- Moschochori Location within Greece
- Coordinates: 40°38.6′N 21°03.9′E﻿ / ﻿40.6433°N 21.0650°E
- Country: Greece
- Administrative region: West Macedonia
- Regional unit: Florina
- Municipality: Prespes

Population (1940)
- • Community: 488
- Time zone: UTC+2 (EET)
- • Summer (DST): UTC+3 (EEST)
- Vehicle registration: ΡΑ

= Moschochori, Florina =

Moschochori (Μοσχοχώρι, before 1927: Βαμπέλι - Vampeli; Въмбел Vambel; В'мбел V'mbeli) is a depopulated village in the community of Krystallopigi, Greece. Its population was 488 at the 1940 census and it spoke the Dolna Korèshcha variant of the Kostur dialect. Moschochori is located close to the Greek–Albanian border and is 50 km from Florina.

The church of St. Demetrius was built in 1871.

==History==
The village is mentioned for the first time in an Ottoman defter from 1530 under the name Vimbil. The term means "spring" in different Bulgarian dialects. It has a church dating from 1871. During Ottoman rule in the late 19th century, competition arose between Greeks and Bulgarians over the village. Initially the conflict was waged through educational and religious propaganda, with a fierce rivalry developing between supporters of the Ecumenical Patriarchate of Constantinople, who identified as Greek, and supporters of the Bulgarian Exarchate, which had been established by the Bulgarians in 1860. Under these conditions, in the early 20th century a vicious guerrilla war broke between Bulgarian and Greek bands within the area.

In the book Ethnography of the vilayets of Adrianople, Monastir and Salonika, published in Constantinople in 1878, that reflected the statistics of the male population of 1873, Vambel is listed as a village with 150 households with 420 inhabitants Bulgarians. According to Al. Synvet ("Les Grecs de l'Empire Ottoman. Étude Statistique et Ethnographique") in 1878 in Moschohori (Vambeli) lived 600 Greeks. In 1889 Stefan Verkovich (Топографическо-этнографическій очеркъ Македоніи“) wrote that the village had 135 Bulgarian families with 656 inhabitants. According to statistics of Vasil Kanchov ("Macedonia. Ethnography and statistics") in 1900 Vambel had 650 inhabitants, all Bulgarians. According to the secretary of the Bulgarian Exarchate Dimitar Mishev ("La Macédoine et sa Population Chrétienne") in 1905 in Moschohori (Vambel) lived 960 Bulgarians Exarchists. During the Ilinden uprising Vambel was burned from the Ottomans. After the uprising, the Balkan Wars and the First World War part of the population gradually took refuge in Bulgaria. In 1936 the population was 680 people.
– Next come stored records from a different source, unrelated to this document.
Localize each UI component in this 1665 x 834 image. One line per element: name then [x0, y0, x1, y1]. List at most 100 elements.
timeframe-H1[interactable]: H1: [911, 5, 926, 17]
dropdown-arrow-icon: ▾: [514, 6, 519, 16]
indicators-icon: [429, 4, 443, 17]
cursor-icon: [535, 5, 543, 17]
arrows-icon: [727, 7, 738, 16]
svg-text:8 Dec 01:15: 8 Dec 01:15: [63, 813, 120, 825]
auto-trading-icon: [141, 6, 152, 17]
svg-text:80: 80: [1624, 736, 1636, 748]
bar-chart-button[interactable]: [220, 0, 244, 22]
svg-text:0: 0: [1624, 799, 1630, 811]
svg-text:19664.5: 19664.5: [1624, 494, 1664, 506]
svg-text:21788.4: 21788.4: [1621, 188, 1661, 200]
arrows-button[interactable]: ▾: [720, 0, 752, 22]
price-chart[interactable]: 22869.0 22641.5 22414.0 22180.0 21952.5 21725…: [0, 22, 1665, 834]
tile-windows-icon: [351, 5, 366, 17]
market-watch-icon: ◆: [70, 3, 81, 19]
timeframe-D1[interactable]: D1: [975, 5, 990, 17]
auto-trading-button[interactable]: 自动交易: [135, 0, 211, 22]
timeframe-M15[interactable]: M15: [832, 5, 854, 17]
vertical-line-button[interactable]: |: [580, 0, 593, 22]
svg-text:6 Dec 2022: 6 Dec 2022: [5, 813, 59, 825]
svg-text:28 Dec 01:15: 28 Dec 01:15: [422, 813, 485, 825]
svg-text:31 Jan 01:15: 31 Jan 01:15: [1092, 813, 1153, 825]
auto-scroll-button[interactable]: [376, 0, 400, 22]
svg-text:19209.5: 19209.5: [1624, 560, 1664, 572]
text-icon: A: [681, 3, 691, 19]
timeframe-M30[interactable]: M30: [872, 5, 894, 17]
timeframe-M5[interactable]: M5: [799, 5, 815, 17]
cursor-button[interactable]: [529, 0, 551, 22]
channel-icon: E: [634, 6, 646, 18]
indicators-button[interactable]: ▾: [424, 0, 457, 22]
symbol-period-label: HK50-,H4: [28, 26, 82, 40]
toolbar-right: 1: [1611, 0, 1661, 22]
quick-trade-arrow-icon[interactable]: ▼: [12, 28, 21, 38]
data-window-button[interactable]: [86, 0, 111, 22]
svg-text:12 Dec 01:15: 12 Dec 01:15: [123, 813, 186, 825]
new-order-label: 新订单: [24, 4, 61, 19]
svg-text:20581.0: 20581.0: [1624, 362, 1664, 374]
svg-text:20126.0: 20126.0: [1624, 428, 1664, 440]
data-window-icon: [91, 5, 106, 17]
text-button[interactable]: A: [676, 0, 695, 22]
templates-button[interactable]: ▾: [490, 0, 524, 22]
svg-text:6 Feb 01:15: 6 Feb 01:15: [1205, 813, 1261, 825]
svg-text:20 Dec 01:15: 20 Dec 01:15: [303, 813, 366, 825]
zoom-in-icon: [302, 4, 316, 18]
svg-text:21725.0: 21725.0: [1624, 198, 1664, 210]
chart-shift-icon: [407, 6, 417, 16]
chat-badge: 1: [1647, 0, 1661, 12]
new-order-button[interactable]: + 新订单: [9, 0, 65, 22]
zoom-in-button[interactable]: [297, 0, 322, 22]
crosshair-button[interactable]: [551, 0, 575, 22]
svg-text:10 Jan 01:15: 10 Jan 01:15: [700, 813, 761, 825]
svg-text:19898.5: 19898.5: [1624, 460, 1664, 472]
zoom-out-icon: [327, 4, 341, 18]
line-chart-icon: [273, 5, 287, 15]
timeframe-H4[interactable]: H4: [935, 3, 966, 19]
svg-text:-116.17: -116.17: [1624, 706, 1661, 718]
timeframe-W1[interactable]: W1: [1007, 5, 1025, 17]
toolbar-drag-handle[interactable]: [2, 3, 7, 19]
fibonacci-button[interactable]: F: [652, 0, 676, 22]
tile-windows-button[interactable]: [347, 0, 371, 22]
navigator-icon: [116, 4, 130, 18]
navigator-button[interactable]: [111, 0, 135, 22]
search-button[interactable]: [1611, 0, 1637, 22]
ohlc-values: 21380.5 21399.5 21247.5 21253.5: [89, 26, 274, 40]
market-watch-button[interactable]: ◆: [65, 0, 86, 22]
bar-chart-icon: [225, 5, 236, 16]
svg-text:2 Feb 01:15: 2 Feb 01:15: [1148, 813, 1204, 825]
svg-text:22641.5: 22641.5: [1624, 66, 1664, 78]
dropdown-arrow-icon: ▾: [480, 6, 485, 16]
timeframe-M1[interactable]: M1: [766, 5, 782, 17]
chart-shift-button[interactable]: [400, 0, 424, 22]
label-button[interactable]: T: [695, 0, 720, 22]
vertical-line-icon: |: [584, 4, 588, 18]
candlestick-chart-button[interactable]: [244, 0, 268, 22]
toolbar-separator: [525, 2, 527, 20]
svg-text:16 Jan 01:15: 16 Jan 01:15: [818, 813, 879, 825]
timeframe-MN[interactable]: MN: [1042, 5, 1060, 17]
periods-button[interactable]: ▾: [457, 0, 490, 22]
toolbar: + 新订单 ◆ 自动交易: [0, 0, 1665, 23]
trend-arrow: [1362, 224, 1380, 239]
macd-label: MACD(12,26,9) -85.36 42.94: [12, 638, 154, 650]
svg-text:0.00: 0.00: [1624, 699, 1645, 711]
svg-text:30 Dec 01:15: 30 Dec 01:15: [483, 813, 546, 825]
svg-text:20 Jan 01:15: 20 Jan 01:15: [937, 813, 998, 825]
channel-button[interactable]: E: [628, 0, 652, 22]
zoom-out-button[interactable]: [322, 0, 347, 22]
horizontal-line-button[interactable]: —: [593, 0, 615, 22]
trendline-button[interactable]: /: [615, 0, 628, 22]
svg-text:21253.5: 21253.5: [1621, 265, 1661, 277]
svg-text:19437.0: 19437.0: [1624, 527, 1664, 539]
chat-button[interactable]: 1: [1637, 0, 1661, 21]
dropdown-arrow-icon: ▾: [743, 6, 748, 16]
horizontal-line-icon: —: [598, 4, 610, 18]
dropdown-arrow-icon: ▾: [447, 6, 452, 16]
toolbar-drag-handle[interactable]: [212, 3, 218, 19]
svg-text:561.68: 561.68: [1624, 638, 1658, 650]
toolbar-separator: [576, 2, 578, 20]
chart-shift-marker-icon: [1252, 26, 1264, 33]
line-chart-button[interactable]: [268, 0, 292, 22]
During the Second World War here was founded a subdivision of the pro-Bulgarian Ohrana. In 1945, Greek Foreign Minister Ioannis Politis ordered the compilation of demographic data regarding the Prefecture of Kastoria. The village Moschochori had a total of 448 inhabitants, and was populated by 430 Slavophones with a Bulgarian national consciousness. It was heavily destroyed during the Greek Civil War (1946–1949) and afterwards the rest of its population were forced to relocate to different Communist countries: Soviet Union, Bulgaria, Poland, Czechoslovakia, Yugoslavia and the village was practically depopulated.